Elvis Presley’s favorite pound cake

By on June 10, 2015

Pound cake is underrated and avoided. For one thing, it’s ugly. Another, it’s got a bad name. The word “pound” insinuates it’s more caloric and the word is a constant reminder. Angel food cake has a nice name and therefore, people think it tastes better. But when cut up, the pieces are like those little Whos in Whoville and who wants to eat a Who?

Pound cake is rarely frosted because it’s so good by itself. If you take off frosting from a lot of cakes, they’re not that great. I put this cake batter in a 9×13 sheet pan and drizzled over cherry sauce, but next time I’ll frost it.

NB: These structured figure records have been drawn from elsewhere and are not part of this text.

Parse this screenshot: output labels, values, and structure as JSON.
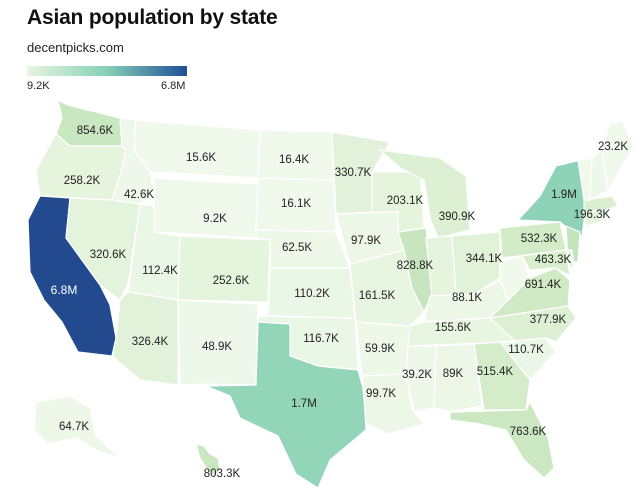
{
  "header": {
    "title": "Asian population by state",
    "subtitle": "decentpicks.com"
  },
  "legend": {
    "min_label": "9.2K",
    "max_label": "6.8M",
    "color_low": "#e8f5e1",
    "color_mid": "#86d0b6",
    "color_high": "#1f4f96"
  },
  "states": {
    "WA": {
      "label": "854.6K",
      "color": "#c9e7c0"
    },
    "OR": {
      "label": "258.2K",
      "color": "#e6f4de"
    },
    "CA": {
      "label": "6.8M",
      "color": "#234a8f"
    },
    "NV": {
      "label": "320.6K",
      "color": "#e3f3dc"
    },
    "ID": {
      "label": "42.6K",
      "color": "#eef8ea"
    },
    "MT": {
      "label": "15.6K",
      "color": "#f0f9ec"
    },
    "WY": {
      "label": "9.2K",
      "color": "#f1f9ed"
    },
    "UT": {
      "label": "112.4K",
      "color": "#ebf7e6"
    },
    "AZ": {
      "label": "326.4K",
      "color": "#e2f2da"
    },
    "CO": {
      "label": "252.6K",
      "color": "#e5f4dd"
    },
    "NM": {
      "label": "48.9K",
      "color": "#eef8ea"
    },
    "ND": {
      "label": "16.4K",
      "color": "#f0f9ec"
    },
    "SD": {
      "label": "16.1K",
      "color": "#f0f9ec"
    },
    "NE": {
      "label": "62.5K",
      "color": "#edf8e9"
    },
    "KS": {
      "label": "110.2K",
      "color": "#ebf7e6"
    },
    "OK": {
      "label": "116.7K",
      "color": "#ebf7e6"
    },
    "TX": {
      "label": "1.7M",
      "color": "#93d5b8"
    },
    "MN": {
      "label": "330.7K",
      "color": "#e2f2da"
    },
    "IA": {
      "label": "97.9K",
      "color": "#ecf7e8"
    },
    "MO": {
      "label": "161.5K",
      "color": "#e8f5e1"
    },
    "AR": {
      "label": "59.9K",
      "color": "#edf8e9"
    },
    "LA": {
      "label": "99.7K",
      "color": "#ecf7e8"
    },
    "WI": {
      "label": "203.1K",
      "color": "#e6f4de"
    },
    "IL": {
      "label": "828.8K",
      "color": "#c7e6bf"
    },
    "MI": {
      "label": "390.9K",
      "color": "#ddf0d4"
    },
    "IN": {
      "label": "",
      "color": "#e6f4de"
    },
    "OH": {
      "label": "344.1K",
      "color": "#e1f2d9"
    },
    "KY": {
      "label": "88.1K",
      "color": "#ecf7e8"
    },
    "TN": {
      "label": "155.6K",
      "color": "#e8f5e1"
    },
    "MS": {
      "label": "39.2K",
      "color": "#eef8ea"
    },
    "AL": {
      "label": "89K",
      "color": "#ecf7e8"
    },
    "GA": {
      "label": "515.4K",
      "color": "#d4ecc9"
    },
    "FL": {
      "label": "763.6K",
      "color": "#cbe8c2"
    },
    "SC": {
      "label": "110.7K",
      "color": "#ebf7e6"
    },
    "NC": {
      "label": "377.9K",
      "color": "#ddf0d4"
    },
    "VA": {
      "label": "691.4K",
      "color": "#cfeac5"
    },
    "WV": {
      "label": "",
      "color": "#f0f9ec"
    },
    "PA": {
      "label": "532.3K",
      "color": "#d3ecc8"
    },
    "NY": {
      "label": "1.9M",
      "color": "#8ed2b8"
    },
    "NJ": {
      "label": "",
      "color": "#c3e5bb"
    },
    "MD": {
      "label": "463.3K",
      "color": "#d8eecd"
    },
    "DE": {
      "label": "",
      "color": "#eaf6e4"
    },
    "CT": {
      "label": "",
      "color": "#e3f3dc"
    },
    "RI": {
      "label": "",
      "color": "#eef8ea"
    },
    "MA": {
      "label": "196.3K",
      "color": "#dcefd3"
    },
    "VT": {
      "label": "",
      "color": "#f0f9ec"
    },
    "NH": {
      "label": "",
      "color": "#eef8ea"
    },
    "ME": {
      "label": "23.2K",
      "color": "#f0f9ec"
    },
    "AK": {
      "label": "64.7K",
      "color": "#edf8e9"
    },
    "HI": {
      "label": "803.3K",
      "color": "#c9e7c0"
    }
  }
}
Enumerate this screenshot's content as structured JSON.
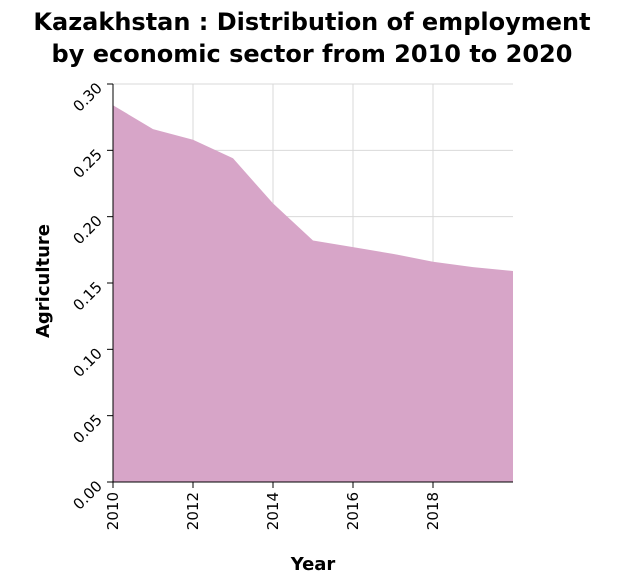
{
  "chart_data": {
    "type": "area",
    "title_lines": [
      "Kazakhstan : Distribution of employment",
      "by economic sector from 2010 to 2020"
    ],
    "xlabel": "Year",
    "ylabel": "Agriculture",
    "xlim": [
      2010,
      2020
    ],
    "ylim": [
      0,
      0.3
    ],
    "x_ticks": [
      2010,
      2012,
      2014,
      2016,
      2018
    ],
    "y_ticks": [
      "0.00",
      "0.05",
      "0.10",
      "0.15",
      "0.20",
      "0.25",
      "0.30"
    ],
    "grid": true,
    "series": [
      {
        "x": [
          2010,
          2011,
          2012,
          2013,
          2014,
          2015,
          2016,
          2017,
          2018,
          2019,
          2020
        ],
        "values": [
          0.284,
          0.266,
          0.258,
          0.244,
          0.21,
          0.182,
          0.177,
          0.172,
          0.166,
          0.162,
          0.159
        ],
        "color": "#d7a5c8"
      }
    ]
  }
}
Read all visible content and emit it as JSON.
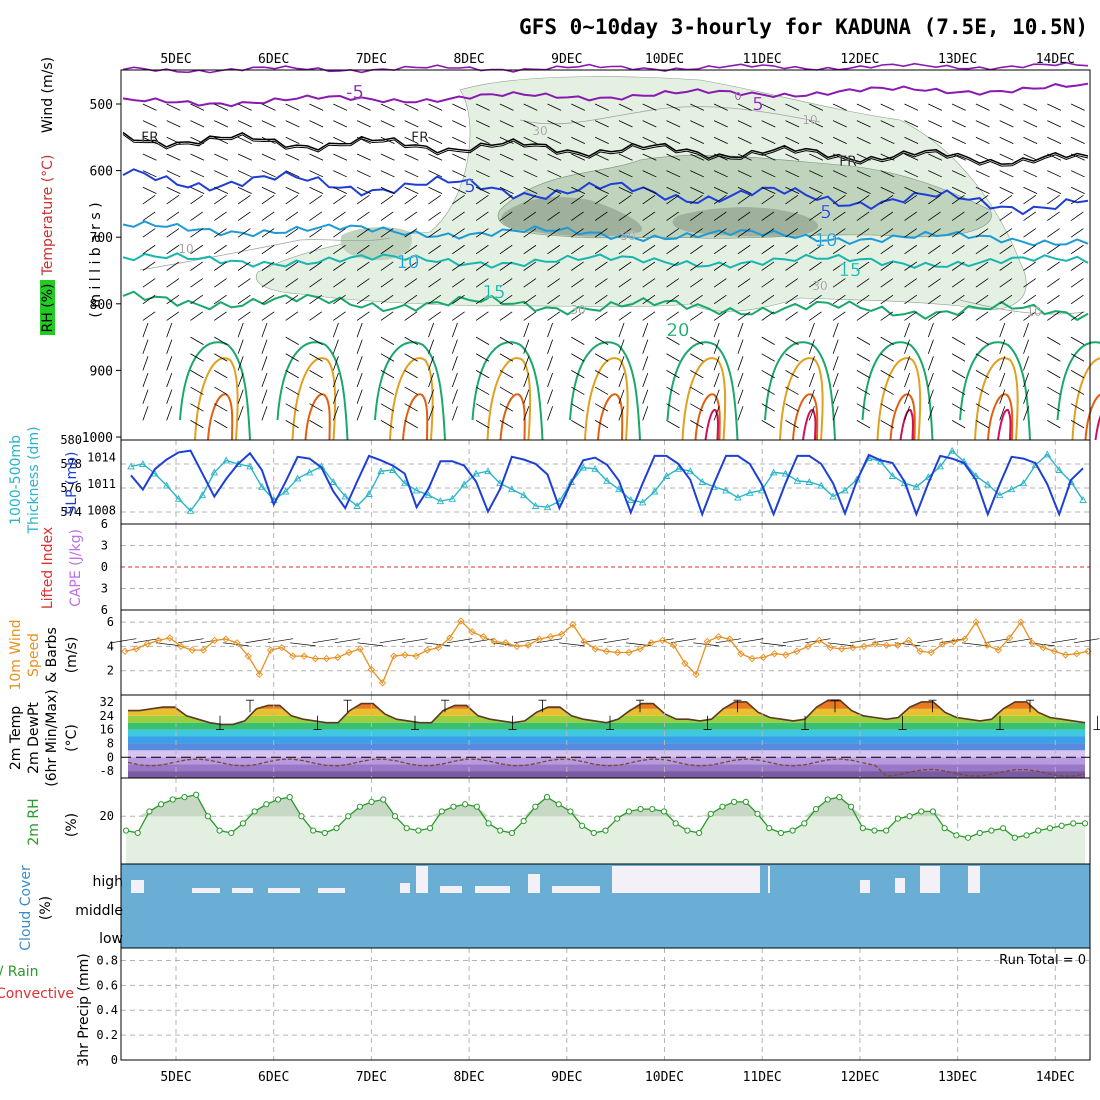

It doesn’t help my case for not avoiding pound cake, but this is Elvis Presley’s favorite recipe. It’s got to be good, right? And it is — sort of like a scone cake — it’s denser and not too sweet.

I got this from Epicurious.com and this is what they said: “This is the best pound cake we have ever tasted. Its tender appeal is owed in part to cake flour and cream, and in part to beating the batter an extra 5 minutes.”

There’s a reason why this pound cake is Elvis Presley’s favorite. Try a hunk-a hunk-a yourself and find out. (Photo by Michele Walter Fry)

There’s a reason why this pound cake is Elvis Presley’s favorite. Try a hunk-a hunk-a yourself and find out. (Photo by Michele Walter Fry)


Elvis Presley’s Favorite Pound Cake


2 sticks (1 cup) unsalted

butter, softened

3 cups sifted cake flour

(not self-rising)

3/4 teaspoon salt

3 cups sugar

7 large eggs, at room

temperature 30 minutes

2 teaspoons vanilla

1 cup heavy cream



Put oven rack in middle position, but do not preheat oven.

Spray pan with non-stick cooking spray.

Sift together sifted flour (3 cups) and salt into a bowl. Repeat sifting into another bowl (flour will have been sifted 3 times total). *My note: I skipped this part.

Beat together butter (2 sticks) and sugar in a large bowl with an electric mixer at medium-high speed until pale and fluffy, about 5 minutes in a stand mixer fitted with paddle attachment or 6 to 8 minutes with a handheld mixer. Add eggs 1 at a time, beating well after each addition, then beat in vanilla. Reduce speed to low and add half of flour, then all of cream, then remaining flour, mixing well after each addition. Scrape down side of bowl, then beat at medium-high speed 5 minutes. Batter will become creamier and satiny.

Spoon batter into pan and rap pan against work surface once or twice to eliminate air bubbles. Place pan in (cold) oven and turn oven temperature to 350ºF. Bake until golden and a wooden pick or skewer inserted in middle of cake comes out with a few crumbs adhering, 1 to 1 1/4 hours. Cool cake in pan on a rack 30 minutes. Run a thin knife around inner and outer edges of cake, then invert rack over pan and invert cake onto rack to cool completely.

Cooks’ note: Cake keeps, covered well with plastic wrap or in an airtight container, at room temperature 5 days.


Cheat Berry Sauce


Your favorite berry

(I used cherries here)

Jar of preserves of the

same berry (I used Smucker’s Cherry Orchard’s Finest)



Add both at the same time in a skillet and cook on medium just until the sauce is absorbed into the berry, but the berry still holds its shape and keeps its nutrients.

I fill pie shells with it, top it on ice cream, cakes, and add to smoothies. People ask me for my pie recipes, and this is sometimes it. Instead of adding just sugar, I’m adding more berry flavor which includes pre-measured sugar.